New moms are busy, and finding time to fit in nourishing meals can be a challenge. There are so many reasons to not eat or to not eat well: I'm too tired to prepare a healthy meal, my to-do list is huge and more important, or because sometimes I'd rather fall into an IG hole.

In times like this, I rely on one simple analogy. You know the pre-flight instructions that you hear when you’re on the plane waiting for take-off? When the attendants get to the part about the oxygen mask, they always warn parents that if the oxygen masks drop, you must apply yours before attending to your child.

It’s that simple – the mother needs to have oxygen to help the child. It's the same with food. If a mother isn’t feeding herself energizing, healthy foods then her body may struggle to produce milk for her baby. While this may not be a problem at first, it might catch up on mom sooner than she thinks, and her milk supply could decrease as a result.

As a general rule, I try to take advantage of every single second of nap-time by prioritizing and nourishing my body with a healthy meal. But as every mother knows, naps aren’t always as long as we like them to be, so preparing my meal needs to be fast and easy.

Over the past six months, I’ve developed a few time-saving tricks to make sure that even on the craziest days I’m able to stay fuelled and energized.



I find that one of the easiest ways to make sure I eat healthy, nutritious meals every day is to make a meal plan and post it on the fridge. I draft out what we’re eating for breakfast, lunch, dinner and snacks so I know what to cook when I have limited time to prepare a meal.

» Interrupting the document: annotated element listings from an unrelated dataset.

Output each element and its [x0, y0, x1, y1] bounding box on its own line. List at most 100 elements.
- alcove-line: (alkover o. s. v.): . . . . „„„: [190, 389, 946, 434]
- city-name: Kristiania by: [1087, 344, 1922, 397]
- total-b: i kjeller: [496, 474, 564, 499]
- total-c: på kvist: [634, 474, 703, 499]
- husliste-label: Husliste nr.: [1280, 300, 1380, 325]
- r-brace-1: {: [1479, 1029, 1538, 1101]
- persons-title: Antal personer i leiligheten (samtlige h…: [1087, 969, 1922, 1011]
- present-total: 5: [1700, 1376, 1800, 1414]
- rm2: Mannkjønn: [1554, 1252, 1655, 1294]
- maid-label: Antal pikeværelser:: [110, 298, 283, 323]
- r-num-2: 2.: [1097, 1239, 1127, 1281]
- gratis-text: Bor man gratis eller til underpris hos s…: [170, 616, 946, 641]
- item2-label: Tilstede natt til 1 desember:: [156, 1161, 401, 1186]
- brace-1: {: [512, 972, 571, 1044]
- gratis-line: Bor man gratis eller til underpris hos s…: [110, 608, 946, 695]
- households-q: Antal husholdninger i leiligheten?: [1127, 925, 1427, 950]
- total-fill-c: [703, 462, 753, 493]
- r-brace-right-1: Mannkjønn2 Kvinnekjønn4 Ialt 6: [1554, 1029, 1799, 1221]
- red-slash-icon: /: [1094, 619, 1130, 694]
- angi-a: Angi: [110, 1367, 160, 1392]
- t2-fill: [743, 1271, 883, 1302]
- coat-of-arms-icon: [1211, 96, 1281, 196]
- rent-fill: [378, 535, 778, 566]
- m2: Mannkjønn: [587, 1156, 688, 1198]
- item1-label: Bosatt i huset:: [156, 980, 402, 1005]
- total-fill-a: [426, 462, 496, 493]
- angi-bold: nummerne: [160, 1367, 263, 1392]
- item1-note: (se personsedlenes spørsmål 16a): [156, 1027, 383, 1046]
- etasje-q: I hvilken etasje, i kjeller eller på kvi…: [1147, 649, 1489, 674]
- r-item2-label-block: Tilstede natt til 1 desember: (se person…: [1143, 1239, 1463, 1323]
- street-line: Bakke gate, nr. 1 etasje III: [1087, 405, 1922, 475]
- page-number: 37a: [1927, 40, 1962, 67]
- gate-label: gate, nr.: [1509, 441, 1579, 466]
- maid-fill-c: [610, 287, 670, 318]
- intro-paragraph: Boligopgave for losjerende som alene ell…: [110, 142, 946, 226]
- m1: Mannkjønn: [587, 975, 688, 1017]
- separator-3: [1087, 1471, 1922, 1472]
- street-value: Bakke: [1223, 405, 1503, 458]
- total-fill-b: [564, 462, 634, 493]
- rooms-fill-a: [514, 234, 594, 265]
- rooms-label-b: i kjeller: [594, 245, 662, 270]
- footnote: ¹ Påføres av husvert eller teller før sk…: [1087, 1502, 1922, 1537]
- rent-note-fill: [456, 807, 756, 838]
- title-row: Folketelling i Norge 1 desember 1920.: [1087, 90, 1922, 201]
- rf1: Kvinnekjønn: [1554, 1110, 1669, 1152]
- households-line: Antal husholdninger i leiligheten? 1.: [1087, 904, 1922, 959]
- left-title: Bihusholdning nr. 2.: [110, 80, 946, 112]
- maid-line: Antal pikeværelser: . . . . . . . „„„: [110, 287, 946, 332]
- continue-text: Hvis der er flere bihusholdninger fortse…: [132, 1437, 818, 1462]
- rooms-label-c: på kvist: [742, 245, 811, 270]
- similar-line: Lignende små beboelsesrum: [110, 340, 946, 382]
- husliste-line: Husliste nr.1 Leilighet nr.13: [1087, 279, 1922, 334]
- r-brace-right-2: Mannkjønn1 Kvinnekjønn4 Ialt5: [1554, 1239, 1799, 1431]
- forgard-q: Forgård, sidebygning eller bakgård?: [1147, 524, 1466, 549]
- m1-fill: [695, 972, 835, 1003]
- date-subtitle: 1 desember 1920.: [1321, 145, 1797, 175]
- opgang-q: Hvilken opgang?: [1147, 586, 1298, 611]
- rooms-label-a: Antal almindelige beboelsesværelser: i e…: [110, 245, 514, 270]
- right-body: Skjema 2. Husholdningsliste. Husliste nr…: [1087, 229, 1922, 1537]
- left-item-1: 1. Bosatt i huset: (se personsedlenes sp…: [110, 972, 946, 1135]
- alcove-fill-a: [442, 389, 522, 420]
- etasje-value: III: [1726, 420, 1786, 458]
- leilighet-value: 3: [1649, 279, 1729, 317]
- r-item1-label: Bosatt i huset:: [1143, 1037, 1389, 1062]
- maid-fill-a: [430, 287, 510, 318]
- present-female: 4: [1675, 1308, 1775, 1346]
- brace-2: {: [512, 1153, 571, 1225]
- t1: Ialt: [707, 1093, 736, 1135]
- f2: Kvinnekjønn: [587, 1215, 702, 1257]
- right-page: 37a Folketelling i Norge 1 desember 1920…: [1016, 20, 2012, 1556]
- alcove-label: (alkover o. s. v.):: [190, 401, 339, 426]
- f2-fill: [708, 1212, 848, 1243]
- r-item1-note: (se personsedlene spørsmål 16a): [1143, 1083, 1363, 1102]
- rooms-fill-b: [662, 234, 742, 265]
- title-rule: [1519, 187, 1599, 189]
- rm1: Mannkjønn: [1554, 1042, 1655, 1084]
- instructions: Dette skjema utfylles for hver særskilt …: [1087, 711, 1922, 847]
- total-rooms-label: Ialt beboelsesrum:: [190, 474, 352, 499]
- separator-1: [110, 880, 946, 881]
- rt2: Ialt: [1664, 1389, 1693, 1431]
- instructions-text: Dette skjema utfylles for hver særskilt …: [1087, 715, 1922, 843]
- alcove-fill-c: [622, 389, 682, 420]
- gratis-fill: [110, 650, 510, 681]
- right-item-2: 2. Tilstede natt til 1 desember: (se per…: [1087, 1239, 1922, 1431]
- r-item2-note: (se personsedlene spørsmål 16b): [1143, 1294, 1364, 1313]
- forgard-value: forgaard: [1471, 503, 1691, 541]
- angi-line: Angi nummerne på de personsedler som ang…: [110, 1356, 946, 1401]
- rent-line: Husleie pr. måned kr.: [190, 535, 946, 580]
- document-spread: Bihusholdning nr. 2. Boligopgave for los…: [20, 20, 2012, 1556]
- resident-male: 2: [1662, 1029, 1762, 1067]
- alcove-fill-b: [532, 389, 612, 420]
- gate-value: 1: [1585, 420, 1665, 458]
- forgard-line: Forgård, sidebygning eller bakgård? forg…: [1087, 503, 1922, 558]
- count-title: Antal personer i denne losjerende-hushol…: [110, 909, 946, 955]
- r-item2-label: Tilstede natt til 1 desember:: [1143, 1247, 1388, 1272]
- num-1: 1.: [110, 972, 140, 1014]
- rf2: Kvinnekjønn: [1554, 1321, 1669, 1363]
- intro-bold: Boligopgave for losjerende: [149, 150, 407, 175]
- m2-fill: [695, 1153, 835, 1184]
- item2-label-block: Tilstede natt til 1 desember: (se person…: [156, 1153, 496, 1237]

It doesn't have to be complicated or elaborate, either. Like oatmeal for breakfast? Have it everyday like me! Making soup for dinner? Make enough so it can be lunch the next day.


Keep the fridge and pantry full of healthy, lactogenic foods. Lactogenic foods are foods that help increase breast milk production. This way, when you feel the urge to munch, what you're reaching for is healthy and nourishing and increases breast milk production.

My favourite foods to keep on hand? Bananas, yams, avocados, strawberries, spinach and kale, sunflower seeds, dates, tahini, oats, rice, raw almonds and cashew butter.


At the beginning of the week, I like to pre-roast a bunch of vegetables (Brussels sprouts, sweet potatoes, zucchini, squash), make a large pot of whole grains (rice or quinoa) and prepare a few sauces to store in the fridge. The vegetables and grains act as a base for a really delicious and easy-to-prepare lunch that I can throw together in a few minutes.

One of my favourite sauces to make is my Easy Tahini Sauce. I mix this in with a variety of different veggies and grains, without having to overthink the meal.